The Trump administration’s “Inadmissibility on Public Charge Grounds Rule” places an extra layer of difficulty on immigrants seeking green cards through an Adjustment of Status or through consular proceedings. According to the U.S. Citizenship and Immigration Service (USCIS), the Department of Homeland Security (D.H.S.) published an Inadmissibility Rule on August 14, 2019. Since that date, several federal courts have enjoined the implementation of the rule. The U.S. Supreme Court removed those injunctions, which means that all applications and petitions submitted after February 24, 2020, must comply with the rule.

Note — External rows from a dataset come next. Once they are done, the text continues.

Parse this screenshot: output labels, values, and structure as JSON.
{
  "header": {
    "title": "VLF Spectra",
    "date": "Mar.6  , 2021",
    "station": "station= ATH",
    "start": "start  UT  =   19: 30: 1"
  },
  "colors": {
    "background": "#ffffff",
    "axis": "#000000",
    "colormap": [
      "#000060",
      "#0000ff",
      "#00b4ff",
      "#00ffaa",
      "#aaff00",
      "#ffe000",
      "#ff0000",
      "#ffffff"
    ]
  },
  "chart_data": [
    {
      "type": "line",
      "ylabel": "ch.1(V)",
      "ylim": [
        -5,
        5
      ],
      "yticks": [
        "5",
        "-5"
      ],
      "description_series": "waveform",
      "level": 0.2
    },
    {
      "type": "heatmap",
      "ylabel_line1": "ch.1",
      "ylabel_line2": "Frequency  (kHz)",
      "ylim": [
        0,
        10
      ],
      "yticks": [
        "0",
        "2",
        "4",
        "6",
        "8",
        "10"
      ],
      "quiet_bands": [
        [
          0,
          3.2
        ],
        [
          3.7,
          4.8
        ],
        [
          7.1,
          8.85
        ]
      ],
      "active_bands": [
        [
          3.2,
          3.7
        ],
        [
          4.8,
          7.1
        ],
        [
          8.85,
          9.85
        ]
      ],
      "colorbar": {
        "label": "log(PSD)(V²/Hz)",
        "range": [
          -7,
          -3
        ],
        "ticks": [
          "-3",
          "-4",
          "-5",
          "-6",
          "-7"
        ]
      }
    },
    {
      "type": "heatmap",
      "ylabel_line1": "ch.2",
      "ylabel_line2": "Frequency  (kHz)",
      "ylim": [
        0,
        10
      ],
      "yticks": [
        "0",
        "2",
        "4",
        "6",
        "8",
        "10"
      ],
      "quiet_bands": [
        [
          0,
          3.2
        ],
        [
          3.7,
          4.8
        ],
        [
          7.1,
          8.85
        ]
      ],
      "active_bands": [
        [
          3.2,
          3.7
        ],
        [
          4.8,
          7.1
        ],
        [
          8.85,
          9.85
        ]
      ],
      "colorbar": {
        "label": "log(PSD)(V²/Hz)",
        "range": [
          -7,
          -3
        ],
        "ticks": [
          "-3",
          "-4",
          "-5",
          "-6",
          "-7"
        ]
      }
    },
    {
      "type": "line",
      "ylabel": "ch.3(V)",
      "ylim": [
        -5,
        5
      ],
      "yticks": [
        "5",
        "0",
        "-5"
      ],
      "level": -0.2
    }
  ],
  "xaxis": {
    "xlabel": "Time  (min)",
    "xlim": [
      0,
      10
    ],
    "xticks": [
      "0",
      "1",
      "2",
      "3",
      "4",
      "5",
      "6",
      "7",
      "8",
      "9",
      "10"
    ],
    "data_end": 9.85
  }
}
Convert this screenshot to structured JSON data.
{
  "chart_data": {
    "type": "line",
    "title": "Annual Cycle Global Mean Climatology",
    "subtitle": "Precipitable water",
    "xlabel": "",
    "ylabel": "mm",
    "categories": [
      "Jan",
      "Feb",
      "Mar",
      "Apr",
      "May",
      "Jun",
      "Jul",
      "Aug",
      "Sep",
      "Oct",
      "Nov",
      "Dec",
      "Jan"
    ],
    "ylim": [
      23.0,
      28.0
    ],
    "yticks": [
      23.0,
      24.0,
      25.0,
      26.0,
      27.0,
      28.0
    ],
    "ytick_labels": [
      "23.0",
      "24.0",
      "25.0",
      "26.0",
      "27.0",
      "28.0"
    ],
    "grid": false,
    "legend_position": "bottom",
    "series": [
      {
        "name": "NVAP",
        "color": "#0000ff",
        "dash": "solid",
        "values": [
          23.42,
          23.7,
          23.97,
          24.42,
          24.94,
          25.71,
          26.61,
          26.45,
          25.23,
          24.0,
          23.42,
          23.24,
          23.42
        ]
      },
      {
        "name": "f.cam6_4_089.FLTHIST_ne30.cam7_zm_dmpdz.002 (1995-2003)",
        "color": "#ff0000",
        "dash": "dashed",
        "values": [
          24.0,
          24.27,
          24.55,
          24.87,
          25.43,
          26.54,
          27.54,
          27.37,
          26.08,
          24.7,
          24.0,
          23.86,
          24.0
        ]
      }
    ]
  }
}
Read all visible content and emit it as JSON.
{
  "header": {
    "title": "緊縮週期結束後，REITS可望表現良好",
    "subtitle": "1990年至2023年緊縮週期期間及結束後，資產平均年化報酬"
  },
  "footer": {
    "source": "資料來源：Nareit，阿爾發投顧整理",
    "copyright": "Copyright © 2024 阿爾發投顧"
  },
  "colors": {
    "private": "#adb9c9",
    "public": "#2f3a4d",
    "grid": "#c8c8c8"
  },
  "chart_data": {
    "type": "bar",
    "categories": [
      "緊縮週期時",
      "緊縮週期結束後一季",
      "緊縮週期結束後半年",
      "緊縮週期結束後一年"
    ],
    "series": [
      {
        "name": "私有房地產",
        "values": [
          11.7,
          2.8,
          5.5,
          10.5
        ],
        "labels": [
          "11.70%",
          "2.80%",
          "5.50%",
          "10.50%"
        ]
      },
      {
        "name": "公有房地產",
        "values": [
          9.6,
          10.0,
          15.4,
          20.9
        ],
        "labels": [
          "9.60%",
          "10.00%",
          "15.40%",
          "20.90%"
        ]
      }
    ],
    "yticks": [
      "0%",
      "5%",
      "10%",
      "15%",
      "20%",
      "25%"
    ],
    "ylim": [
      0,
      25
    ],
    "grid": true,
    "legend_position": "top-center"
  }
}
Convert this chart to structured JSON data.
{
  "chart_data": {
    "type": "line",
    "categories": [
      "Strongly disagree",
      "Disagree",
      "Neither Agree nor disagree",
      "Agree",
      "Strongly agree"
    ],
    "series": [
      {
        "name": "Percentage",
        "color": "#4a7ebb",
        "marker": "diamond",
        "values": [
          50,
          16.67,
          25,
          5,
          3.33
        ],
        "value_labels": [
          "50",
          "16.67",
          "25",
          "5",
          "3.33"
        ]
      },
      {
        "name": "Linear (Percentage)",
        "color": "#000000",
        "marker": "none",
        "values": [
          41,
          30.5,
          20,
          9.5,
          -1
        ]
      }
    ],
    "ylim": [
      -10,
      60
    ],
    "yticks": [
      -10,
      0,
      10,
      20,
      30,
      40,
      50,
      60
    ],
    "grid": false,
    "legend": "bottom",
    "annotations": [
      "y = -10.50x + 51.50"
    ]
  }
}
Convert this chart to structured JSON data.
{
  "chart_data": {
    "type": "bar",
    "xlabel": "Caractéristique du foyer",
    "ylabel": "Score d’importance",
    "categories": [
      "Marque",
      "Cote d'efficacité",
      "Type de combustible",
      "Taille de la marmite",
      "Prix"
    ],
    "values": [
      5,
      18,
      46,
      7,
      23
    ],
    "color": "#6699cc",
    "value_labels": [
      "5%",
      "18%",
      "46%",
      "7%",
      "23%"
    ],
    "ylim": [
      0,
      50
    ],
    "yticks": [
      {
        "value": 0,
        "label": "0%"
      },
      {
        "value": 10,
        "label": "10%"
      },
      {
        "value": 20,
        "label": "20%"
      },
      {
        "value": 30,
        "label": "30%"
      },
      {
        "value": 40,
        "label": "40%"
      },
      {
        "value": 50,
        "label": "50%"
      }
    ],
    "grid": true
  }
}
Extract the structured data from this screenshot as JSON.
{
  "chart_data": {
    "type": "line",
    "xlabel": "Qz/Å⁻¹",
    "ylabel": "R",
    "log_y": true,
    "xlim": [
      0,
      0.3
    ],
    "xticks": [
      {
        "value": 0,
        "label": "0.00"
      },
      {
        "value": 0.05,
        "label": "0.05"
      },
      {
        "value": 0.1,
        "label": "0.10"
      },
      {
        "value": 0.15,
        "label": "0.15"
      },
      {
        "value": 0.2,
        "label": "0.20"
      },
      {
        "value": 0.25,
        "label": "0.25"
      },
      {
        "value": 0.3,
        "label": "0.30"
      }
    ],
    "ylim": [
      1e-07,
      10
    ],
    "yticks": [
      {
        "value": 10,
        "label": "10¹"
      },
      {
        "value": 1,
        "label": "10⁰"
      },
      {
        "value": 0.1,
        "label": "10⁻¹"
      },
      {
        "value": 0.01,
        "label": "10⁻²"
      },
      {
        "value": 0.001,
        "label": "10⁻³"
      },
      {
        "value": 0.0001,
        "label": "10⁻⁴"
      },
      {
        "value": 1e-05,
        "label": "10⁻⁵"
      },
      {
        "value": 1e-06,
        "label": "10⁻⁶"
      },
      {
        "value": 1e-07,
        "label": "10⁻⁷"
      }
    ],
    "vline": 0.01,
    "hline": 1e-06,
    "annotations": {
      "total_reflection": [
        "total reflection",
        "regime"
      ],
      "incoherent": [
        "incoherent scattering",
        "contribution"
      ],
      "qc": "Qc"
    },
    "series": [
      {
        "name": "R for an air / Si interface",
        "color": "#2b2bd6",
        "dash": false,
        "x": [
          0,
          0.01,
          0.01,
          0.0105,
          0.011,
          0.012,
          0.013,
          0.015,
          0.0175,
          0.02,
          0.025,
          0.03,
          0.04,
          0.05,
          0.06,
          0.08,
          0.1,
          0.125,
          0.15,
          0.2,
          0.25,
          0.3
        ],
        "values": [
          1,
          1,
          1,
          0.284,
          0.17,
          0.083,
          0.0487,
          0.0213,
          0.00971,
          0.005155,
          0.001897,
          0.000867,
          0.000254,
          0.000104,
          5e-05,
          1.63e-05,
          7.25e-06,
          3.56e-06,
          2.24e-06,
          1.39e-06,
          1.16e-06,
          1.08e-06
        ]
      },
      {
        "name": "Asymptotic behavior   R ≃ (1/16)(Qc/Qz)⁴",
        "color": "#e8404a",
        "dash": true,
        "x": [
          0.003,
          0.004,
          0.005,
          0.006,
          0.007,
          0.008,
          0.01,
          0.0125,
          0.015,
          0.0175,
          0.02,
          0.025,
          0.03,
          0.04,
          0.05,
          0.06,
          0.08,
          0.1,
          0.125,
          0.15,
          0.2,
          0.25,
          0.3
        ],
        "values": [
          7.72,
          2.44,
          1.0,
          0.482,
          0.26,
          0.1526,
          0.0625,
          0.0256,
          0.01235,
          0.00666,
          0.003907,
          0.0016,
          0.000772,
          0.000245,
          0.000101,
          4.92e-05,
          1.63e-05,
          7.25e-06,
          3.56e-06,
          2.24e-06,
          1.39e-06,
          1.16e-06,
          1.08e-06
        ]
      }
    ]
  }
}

A broad public charge rule dates back to the Immigration Act of 1882. The Trump administration’s Inadmissibility Rule defines explicitly what information USCIS can request. The 2019 rule also states that a person will be considered a public charge if they receive one or more public benefits (as set forth in the new rule) for more than 12 months in any 36-month period. The new rule means many applicants are inadmissible even though many immigrants who have received benefits in the past have become productive residents and citizens.
A federal district judge Northern District of Illinois, in November 2020, ruled that the 2019 Inadmissibility on Public Charge Grounds Rule violates the Administration Procedures Act (A.P.A.). The U.S. Seventh Circuit Court of Appeals (which includes Illinois, Indiana, and Wisconsin) stayed that judge’s ruling.